Machine Learning Models for Predicting Prime Editing Efficiency
Practical Solutions and Value
The success of prime editing relies on pegRNA design and target locus. PRIDICT2.0 and ePRIDICT are machine learning models that predict prime editing efficiency across various edit types and chromatin contexts. PRIDICT2.0 assesses pegRNA performance for edits up to 15 base pairs in MMR-deficient and proficient cell lines, while ePRIDICT quantifies how local chromatin environments impact prime editing rates. These models offer valuable tools for improving pegRNA design and maximizing the efficiency of prime editing in diverse biological contexts.
Insights into Chromatin Context and Editing Efficiency
Practical Solutions and Value
ePRIDICT predicts editing outcomes by accounting for locus-specific chromatin features, adding a new layer of precision to editing predictions. The models offer valuable tools for improving pegRNA design and maximizing the efficiency of prime editing in diverse biological contexts.

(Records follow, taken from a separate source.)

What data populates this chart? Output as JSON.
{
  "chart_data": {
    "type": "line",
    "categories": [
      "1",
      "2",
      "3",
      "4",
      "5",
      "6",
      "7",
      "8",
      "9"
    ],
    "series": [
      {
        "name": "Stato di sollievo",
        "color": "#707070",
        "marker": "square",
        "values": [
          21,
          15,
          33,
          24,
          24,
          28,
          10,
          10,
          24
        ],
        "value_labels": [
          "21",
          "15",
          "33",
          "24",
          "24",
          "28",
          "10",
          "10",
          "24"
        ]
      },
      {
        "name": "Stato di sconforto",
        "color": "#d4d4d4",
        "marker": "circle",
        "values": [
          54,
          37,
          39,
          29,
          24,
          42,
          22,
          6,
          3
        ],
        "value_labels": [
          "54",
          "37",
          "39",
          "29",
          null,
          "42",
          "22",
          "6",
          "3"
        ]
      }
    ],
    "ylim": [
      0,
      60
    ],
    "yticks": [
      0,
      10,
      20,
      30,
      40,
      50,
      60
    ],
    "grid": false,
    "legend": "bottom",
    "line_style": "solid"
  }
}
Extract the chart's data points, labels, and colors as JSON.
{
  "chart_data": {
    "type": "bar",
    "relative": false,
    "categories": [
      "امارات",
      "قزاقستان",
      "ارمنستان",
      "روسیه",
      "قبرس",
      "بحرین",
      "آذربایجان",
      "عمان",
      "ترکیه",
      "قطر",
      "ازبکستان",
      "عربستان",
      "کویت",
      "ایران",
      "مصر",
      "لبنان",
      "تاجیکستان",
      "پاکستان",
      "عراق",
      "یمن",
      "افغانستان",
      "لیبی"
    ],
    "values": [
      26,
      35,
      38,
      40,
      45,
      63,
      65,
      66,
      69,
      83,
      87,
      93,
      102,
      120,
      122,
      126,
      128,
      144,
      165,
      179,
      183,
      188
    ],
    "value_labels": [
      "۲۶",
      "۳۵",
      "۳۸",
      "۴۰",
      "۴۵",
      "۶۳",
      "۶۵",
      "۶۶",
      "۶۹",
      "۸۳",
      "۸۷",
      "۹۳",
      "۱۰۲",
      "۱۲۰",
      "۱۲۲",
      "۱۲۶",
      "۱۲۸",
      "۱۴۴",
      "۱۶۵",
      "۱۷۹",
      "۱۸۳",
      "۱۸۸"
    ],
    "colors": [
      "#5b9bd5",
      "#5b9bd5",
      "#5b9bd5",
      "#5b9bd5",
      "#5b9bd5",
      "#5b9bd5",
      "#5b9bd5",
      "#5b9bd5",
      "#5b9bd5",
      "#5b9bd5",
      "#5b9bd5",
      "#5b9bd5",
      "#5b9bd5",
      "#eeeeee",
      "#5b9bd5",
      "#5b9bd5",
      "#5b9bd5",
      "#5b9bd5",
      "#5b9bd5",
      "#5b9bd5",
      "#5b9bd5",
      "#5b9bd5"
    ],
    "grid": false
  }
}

Chromatin’s Role in Genome Editing Efficiency
Practical Solutions and Value
Chromatin features influence genome editing efficiency. The ‘ePRIDICT’ model, trained on chromatin data, effectively predicts editing outcomes. Combining it with PRIDICT2.0 improves accuracy, especially in regions with lower chromatin accessibility, confirming chromatin’s pivotal role in editing outcomes.
Cloning and PegRNA Design
Practical Solutions and Value
PegRNAs were designed to achieve various genetic modifications and cloned using a particular vector. This process ensures the efficient design and implementation of pegRNAs for prime editing.
Viral Vector Production and Screening
Practical Solutions and Value
Lentiviral and pseudotyped AAV9 vectors were produced and used for editing in various cell lines. The screening process involved transducing cells with lentivirus and selecting edited cells using antibiotics. This method provides a practical approach for editing efficiency analysis.
Library and Editing Efficiency Analysis
Practical Solutions and Value
Sequencing reads were analyzed with custom scripts and cross-referenced with chromatin data from ENCODE. Machine learning models, including PRIDICT2.0, were trained and validated using various datasets, providing insights into editing efficiency and guiding future experiments.